Almost certainly the shrine we found was built by them. It’s an informal affair, I suspect. Although beautiful and cared for. I googled around, but couldn’t find anything about the shrine. Possibly it is connected to the local Roman church which is dedicated in her name. But. And.

As the story tells us.

On the 15th of December (or by the Julian calendar on the 9th) in 1531 the Virgin of Guadalupe first appeared to the indigenous peasant Juan Diego Cuauhtlatoatzin. As proof for the archbishop Juan Diego was instructed by Our Lady to gather up flowers, he found roses not native to the area, wrapped them in his tilma, and when he opened his cloak before the bishop, the roses fell to the ground and her image was revealed on the inside of the tilma.

The documentation for the encounters are scant. Of these encounters there are said to have been five, four to Juan Diego and once to his uncle. As is the historicity of Juan Diego. For those who care.
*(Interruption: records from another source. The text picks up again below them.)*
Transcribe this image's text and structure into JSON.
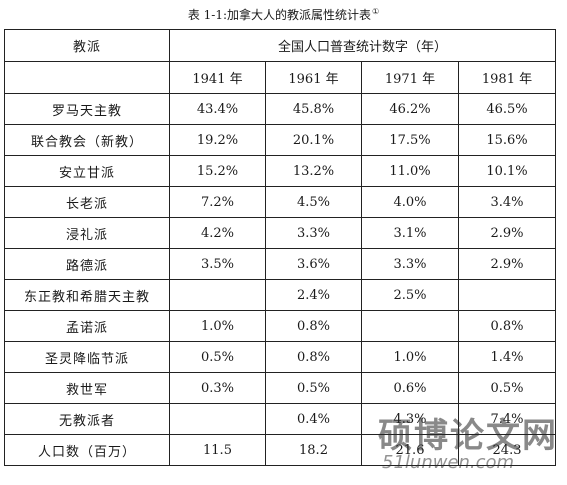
{
  "caption": {
    "text": "表 1-1:加拿大人的教派属性统计表",
    "footnote_mark": "①"
  },
  "table": {
    "header_denomination": "教派",
    "header_census": "全国人口普查统计数字（年）",
    "years": [
      "1941 年",
      "1961 年",
      "1971 年",
      "1981 年"
    ],
    "rows": [
      {
        "name": "罗马天主教",
        "values": [
          "43.4%",
          "45.8%",
          "46.2%",
          "46.5%"
        ]
      },
      {
        "name": "联合教会（新教）",
        "values": [
          "19.2%",
          "20.1%",
          "17.5%",
          "15.6%"
        ]
      },
      {
        "name": "安立甘派",
        "values": [
          "15.2%",
          "13.2%",
          "11.0%",
          "10.1%"
        ]
      },
      {
        "name": "长老派",
        "values": [
          "7.2%",
          "4.5%",
          "4.0%",
          "3.4%"
        ]
      },
      {
        "name": "浸礼派",
        "values": [
          "4.2%",
          "3.3%",
          "3.1%",
          "2.9%"
        ]
      },
      {
        "name": "路德派",
        "values": [
          "3.5%",
          "3.6%",
          "3.3%",
          "2.9%"
        ]
      },
      {
        "name": "东正教和希腊天主教",
        "values": [
          "",
          "2.4%",
          "2.5%",
          ""
        ]
      },
      {
        "name": "孟诺派",
        "values": [
          "1.0%",
          "0.8%",
          "",
          "0.8%"
        ]
      },
      {
        "name": "圣灵降临节派",
        "values": [
          "0.5%",
          "0.8%",
          "1.0%",
          "1.4%"
        ]
      },
      {
        "name": "救世军",
        "values": [
          "0.3%",
          "0.5%",
          "0.6%",
          "0.5%"
        ]
      },
      {
        "name": "无教派者",
        "values": [
          "",
          "0.4%",
          "4.3%",
          "7.4%"
        ]
      },
      {
        "name": "人口数（百万）",
        "values": [
          "11.5",
          "18.2",
          "21.6",
          "24.3"
        ]
      }
    ]
  },
  "watermark": {
    "text_cn": "硕博论文网",
    "text_url": "51lunwen.com"
  }
}
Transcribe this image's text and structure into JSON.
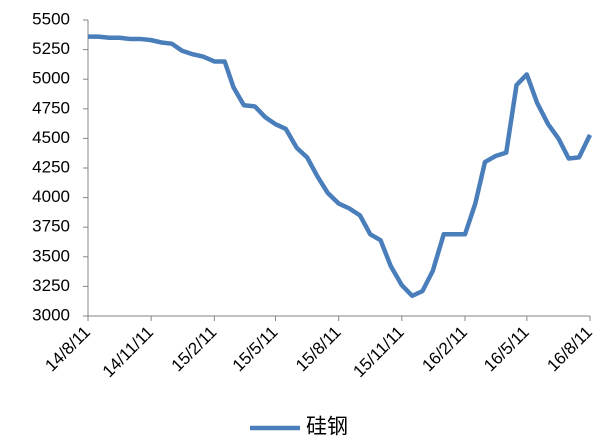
{
  "chart_data": {
    "type": "line",
    "x": [
      "2014-08-11",
      "2014-08-26",
      "2014-09-11",
      "2014-09-26",
      "2014-10-11",
      "2014-10-26",
      "2014-11-11",
      "2014-11-26",
      "2014-12-11",
      "2014-12-26",
      "2015-01-11",
      "2015-01-26",
      "2015-02-11",
      "2015-02-26",
      "2015-03-11",
      "2015-03-26",
      "2015-04-11",
      "2015-04-26",
      "2015-05-11",
      "2015-05-26",
      "2015-06-11",
      "2015-06-26",
      "2015-07-11",
      "2015-07-26",
      "2015-08-11",
      "2015-08-26",
      "2015-09-11",
      "2015-09-26",
      "2015-10-11",
      "2015-10-26",
      "2015-11-11",
      "2015-11-26",
      "2015-12-11",
      "2015-12-26",
      "2016-01-11",
      "2016-01-26",
      "2016-02-11",
      "2016-02-26",
      "2016-03-11",
      "2016-03-26",
      "2016-04-11",
      "2016-04-26",
      "2016-05-11",
      "2016-05-26",
      "2016-06-11",
      "2016-06-26",
      "2016-07-11",
      "2016-07-26",
      "2016-08-11"
    ],
    "series": [
      {
        "name": "硅钢",
        "color": "#4a7ebb",
        "values": [
          5360,
          5360,
          5350,
          5350,
          5340,
          5340,
          5330,
          5310,
          5300,
          5240,
          5210,
          5190,
          5150,
          5150,
          4930,
          4780,
          4770,
          4680,
          4620,
          4580,
          4420,
          4340,
          4180,
          4040,
          3950,
          3910,
          3850,
          3690,
          3640,
          3420,
          3260,
          3170,
          3210,
          3380,
          3690,
          3690,
          3690,
          3950,
          4300,
          4350,
          4380,
          4950,
          5040,
          4800,
          4620,
          4500,
          4330,
          4340,
          4530
        ]
      }
    ],
    "xlim": [
      "2014-08-11",
      "2016-08-11"
    ],
    "xticks": [
      {
        "value": "2014-08-11",
        "label": "14/8/11"
      },
      {
        "value": "2014-11-11",
        "label": "14/11/11"
      },
      {
        "value": "2015-02-11",
        "label": "15/2/11"
      },
      {
        "value": "2015-05-11",
        "label": "15/5/11"
      },
      {
        "value": "2015-08-11",
        "label": "15/8/11"
      },
      {
        "value": "2015-11-11",
        "label": "15/11/11"
      },
      {
        "value": "2016-02-11",
        "label": "16/2/11"
      },
      {
        "value": "2016-05-11",
        "label": "16/5/11"
      },
      {
        "value": "2016-08-11",
        "label": "16/8/11"
      }
    ],
    "ylim": [
      3000,
      5500
    ],
    "yticks": [
      3000,
      3250,
      3500,
      3750,
      4000,
      4250,
      4500,
      4750,
      5000,
      5250,
      5500
    ],
    "grid": false,
    "legend": "bottom"
  }
}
And usually in these matters, I do, the principal source is the Nican Mopohua, a 17th century account written in the Nahuatl language. Did I mention our Lady spoke to Juan Diego in Nahuatl?

She is a vital image of the mother of the universe.

If God’s grace were to be revealed, to whom would that be? Certainly not presidents or potentates, popes or televangelists. Rather the divine would, if God really were good, come first to those who work the fields, to day laborers, to beggars, to prostitutes, to the lost, and to the forgotten. And she speaks to them in the languages of the oppressed. Always.

I’ve seen her in both the worst moments, and the best.

She is the icon of hope for the hopeless, and the grace which manifests like a small plant appearing in a crack in the sidewalk.

I gaze on her face in that little street shrine in Guadalupe, California, and my heart feels the call of hidden truths.